Assembly District 21, as recently re-drawn by the California Citizen Redistricting Commission, encompasses eastern San Mateo County and includes the cities of Belmont, Burlingame, East Palo Alto, Foster City, Millbrae, Redwood City, San Bruno, San Carlos, San Mateo and portions of South San Francisco.
Hale has been involved in Redwood City politics for the past eight years — four of them as councilwoman — and was last re-elected in 2018 as the top vote getter. She became mayor in December 2021, and while on the council has been a strong advocate for local families and marginalized communities.
Before being elected to the council, Hale served on the Redwood City Planning Commission and on the Board of the Redwood City Education Foundation. She was also on the leadership advisory team for the National Partnership for Women and Families, working to secure sick days and parental leave for working parents across the country.
Giselle Hale was the top vote-getter in 2018 Redwood City City Council race. She is running for the District 21 California Assembly seat. (Photo Credit: Erin Ashford)
“San Mateo County faces major challenges and we need results-oriented, forward-looking leaders – not typical politicians,” Hale said. “I’ve built a record of delivering for our community on issues that matter.”
Hale was reared in the Midwest by a single mother with three girls, subsisting on food stamps and the support of social service programs.

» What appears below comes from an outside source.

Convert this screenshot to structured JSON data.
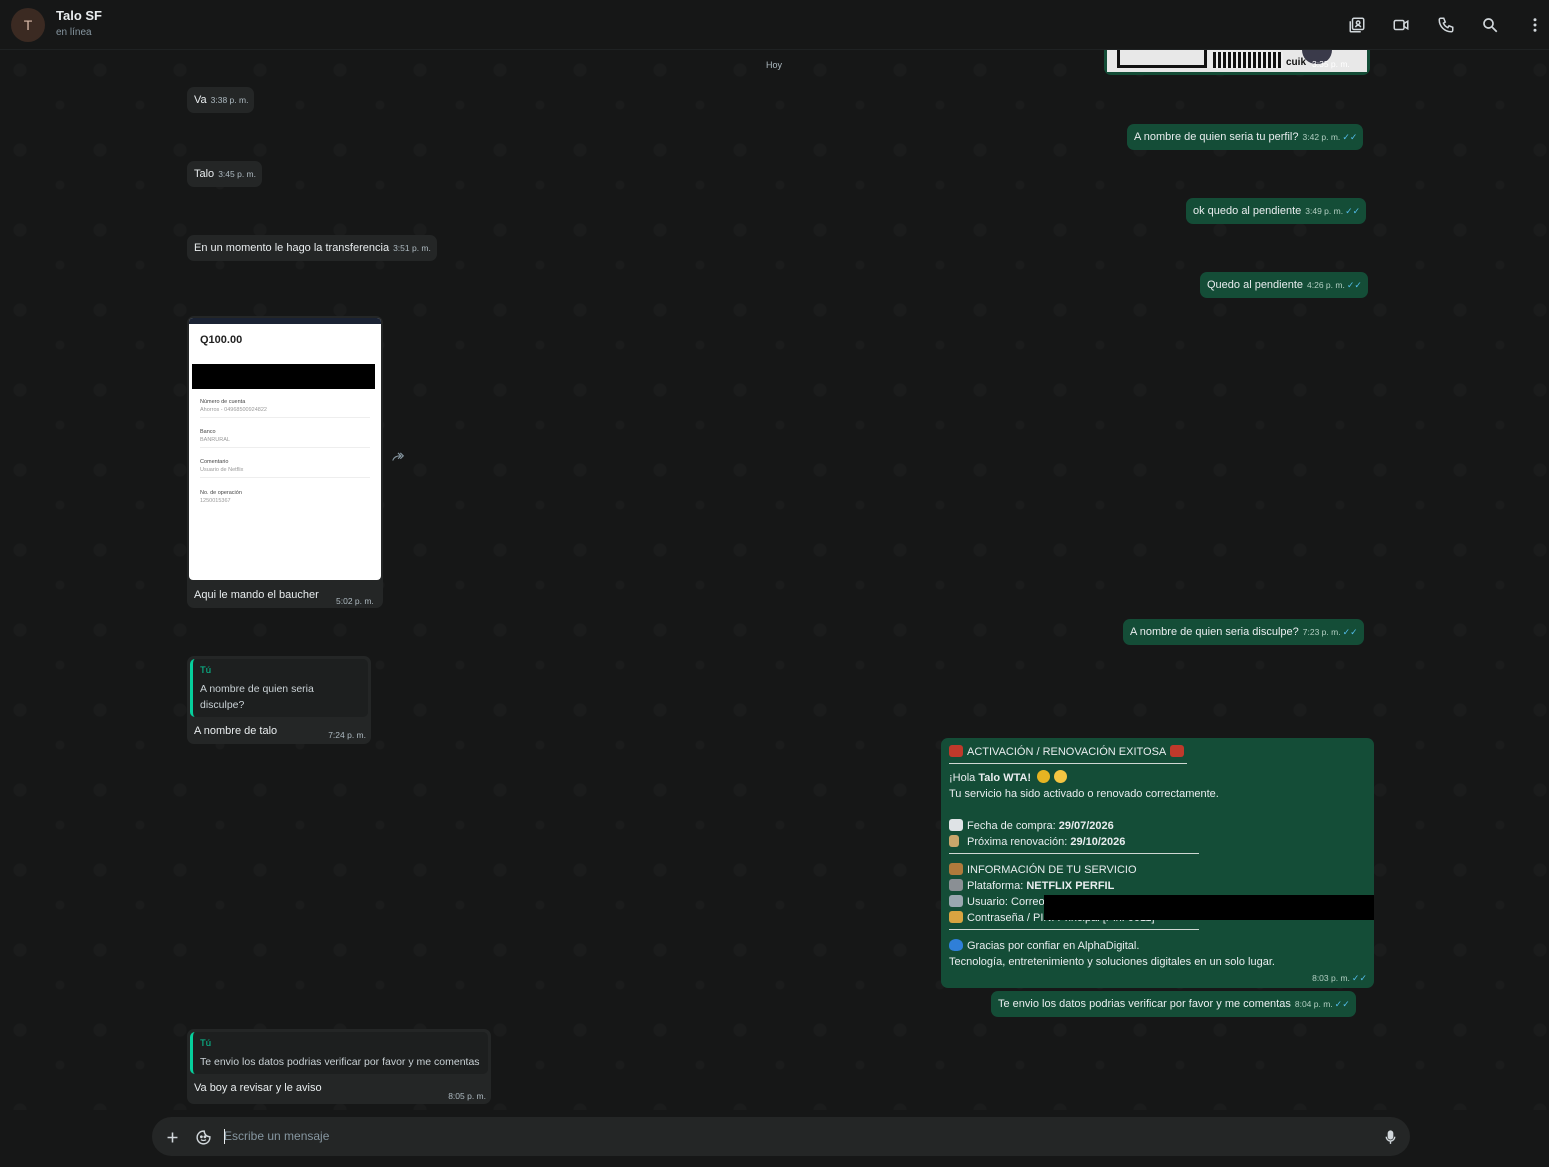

She said in an interview Monday she started working when she was 15 to help support her family and would’ve been “left behind if we didn’t have a good public safety net.”

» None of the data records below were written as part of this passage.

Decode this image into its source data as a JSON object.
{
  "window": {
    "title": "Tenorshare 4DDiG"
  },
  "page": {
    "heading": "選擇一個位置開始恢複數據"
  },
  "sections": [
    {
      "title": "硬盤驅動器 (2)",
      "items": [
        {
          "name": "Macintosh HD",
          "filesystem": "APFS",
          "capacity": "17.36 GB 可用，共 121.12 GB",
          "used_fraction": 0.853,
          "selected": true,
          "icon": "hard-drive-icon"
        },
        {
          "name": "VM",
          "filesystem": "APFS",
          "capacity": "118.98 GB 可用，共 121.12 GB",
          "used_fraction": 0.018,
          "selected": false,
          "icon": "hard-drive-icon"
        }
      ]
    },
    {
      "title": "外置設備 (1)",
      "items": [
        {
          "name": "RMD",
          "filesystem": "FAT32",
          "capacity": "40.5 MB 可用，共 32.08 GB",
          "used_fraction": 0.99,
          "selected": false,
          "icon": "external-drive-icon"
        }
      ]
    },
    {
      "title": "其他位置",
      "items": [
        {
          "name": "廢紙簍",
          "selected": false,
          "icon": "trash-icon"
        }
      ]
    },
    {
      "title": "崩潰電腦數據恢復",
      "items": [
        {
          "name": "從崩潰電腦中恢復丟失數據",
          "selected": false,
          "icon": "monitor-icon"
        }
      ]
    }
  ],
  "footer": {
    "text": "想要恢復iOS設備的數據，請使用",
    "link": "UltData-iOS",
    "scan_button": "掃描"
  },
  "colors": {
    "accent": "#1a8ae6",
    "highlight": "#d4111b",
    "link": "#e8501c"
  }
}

To help Peninsula families survive in a region with an affordable housing crisis, Hale said she wants to focus her campaign on building sustainable affordable housing, keeping long-time residents from being displaced and working to create a child care system that will help working families.

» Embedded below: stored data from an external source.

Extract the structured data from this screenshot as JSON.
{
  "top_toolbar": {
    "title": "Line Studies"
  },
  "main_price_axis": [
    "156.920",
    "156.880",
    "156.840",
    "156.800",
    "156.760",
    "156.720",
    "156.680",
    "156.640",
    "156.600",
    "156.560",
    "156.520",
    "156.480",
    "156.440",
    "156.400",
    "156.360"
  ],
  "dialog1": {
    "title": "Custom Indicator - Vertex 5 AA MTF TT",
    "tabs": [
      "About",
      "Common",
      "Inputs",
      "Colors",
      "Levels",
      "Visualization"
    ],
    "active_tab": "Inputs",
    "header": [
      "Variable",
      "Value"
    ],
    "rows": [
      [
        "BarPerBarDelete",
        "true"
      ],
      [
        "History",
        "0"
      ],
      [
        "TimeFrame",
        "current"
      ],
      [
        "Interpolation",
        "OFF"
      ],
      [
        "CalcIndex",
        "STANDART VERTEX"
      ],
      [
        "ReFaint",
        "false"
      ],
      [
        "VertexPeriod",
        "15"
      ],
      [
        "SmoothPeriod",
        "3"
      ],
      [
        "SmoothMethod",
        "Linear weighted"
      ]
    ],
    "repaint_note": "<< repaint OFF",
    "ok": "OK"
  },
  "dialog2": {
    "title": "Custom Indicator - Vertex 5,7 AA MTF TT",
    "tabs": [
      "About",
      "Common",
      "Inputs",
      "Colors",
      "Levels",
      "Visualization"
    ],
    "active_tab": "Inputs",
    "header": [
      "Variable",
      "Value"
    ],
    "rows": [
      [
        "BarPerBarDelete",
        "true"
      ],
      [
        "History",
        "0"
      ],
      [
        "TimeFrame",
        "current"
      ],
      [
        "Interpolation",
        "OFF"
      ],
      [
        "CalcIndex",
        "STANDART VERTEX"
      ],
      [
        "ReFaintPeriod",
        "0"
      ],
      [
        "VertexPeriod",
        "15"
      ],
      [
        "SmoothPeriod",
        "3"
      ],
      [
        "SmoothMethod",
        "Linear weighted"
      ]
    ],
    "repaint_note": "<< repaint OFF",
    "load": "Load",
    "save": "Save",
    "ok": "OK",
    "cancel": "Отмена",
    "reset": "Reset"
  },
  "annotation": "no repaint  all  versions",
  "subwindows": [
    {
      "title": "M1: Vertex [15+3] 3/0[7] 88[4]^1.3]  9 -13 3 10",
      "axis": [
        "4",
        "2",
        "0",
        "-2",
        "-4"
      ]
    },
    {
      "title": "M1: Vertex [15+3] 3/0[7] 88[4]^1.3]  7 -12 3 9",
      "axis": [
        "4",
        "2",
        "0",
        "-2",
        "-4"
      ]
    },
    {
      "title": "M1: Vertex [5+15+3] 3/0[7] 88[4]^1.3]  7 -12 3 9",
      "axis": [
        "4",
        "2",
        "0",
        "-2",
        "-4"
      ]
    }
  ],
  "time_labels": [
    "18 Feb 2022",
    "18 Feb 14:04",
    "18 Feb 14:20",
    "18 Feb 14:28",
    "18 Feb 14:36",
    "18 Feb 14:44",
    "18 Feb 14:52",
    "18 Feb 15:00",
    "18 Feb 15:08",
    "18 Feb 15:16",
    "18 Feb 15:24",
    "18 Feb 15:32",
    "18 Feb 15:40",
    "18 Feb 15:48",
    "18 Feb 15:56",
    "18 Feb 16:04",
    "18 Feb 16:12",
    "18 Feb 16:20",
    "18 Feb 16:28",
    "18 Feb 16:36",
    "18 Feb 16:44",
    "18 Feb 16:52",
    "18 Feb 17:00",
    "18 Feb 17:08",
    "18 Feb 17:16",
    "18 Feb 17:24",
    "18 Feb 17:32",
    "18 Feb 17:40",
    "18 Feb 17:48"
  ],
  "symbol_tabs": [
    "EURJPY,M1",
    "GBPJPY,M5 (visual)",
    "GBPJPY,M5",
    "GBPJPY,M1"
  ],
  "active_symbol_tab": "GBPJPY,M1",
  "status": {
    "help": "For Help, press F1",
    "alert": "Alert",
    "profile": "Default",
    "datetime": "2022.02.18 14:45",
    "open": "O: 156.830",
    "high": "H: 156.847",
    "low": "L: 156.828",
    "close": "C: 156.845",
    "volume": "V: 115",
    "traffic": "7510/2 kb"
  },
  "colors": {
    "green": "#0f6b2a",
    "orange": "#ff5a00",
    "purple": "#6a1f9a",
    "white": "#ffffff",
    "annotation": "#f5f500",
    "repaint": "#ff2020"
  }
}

As a councilwoman, Hale fought for passage of a state law that allowed Redwood City to open a safe parking lot for residents living in RVs and oversized vehicles parked on the street.
If elected to the Assembly, Hale wants to expand on those protections for RV dwellers and help unhoused Peninsula residents get the services they need.
Hale is a strong supporter of the massive mixed-use development being proposed for Sequoia Station in downtown Redwood City, a transit-oriented project she said should be a model for other Peninsula cities because it’ll help take cars off the road and reduce carbon emissions.
As a mother, Hale also is supporting a regional initiative for child care. While on the council she pushed for having a child-care center at the proposed Sequoia Station development, and helped to raise $5 million in private and public funds to keep 200 child care providers in business who didn’t qualify for most government assistance programs.
She said longtime Peninsula Rep. Anna Eshoo, state Sen. Scott Wiener, D-San Francisco, and Assemblyman Marc Berman, D-Palo Alto, are endorsing her.
Christine Padilla, executive director of Build Up San Mateo County — an initiative to grow and improve the supply of early care and education in the county — worked with Hale on the Child Care Relief Fund during the early coronavirus pandemic. She and Hale met weekly for about a year to raise the funds.
“She’s very action-oriented, and that’s what I look for in an elected official,” Padilla said. “When she sees a problem she wants to get to work right away. It’s not ‘let’s meet again and again.’ It’s very much driven by goals and getting things done. We didn’t mess around.”
Padilla said she sees Hale’s passion as a strong advocate for kids and families.
“I trust her to be vocal and not sort of sit by,” Padilla said. “If she was in the Assembly, she would rise to the occasion and get things happening in a timely manner. I think that’s what we need right now: someone who is bold and brave.”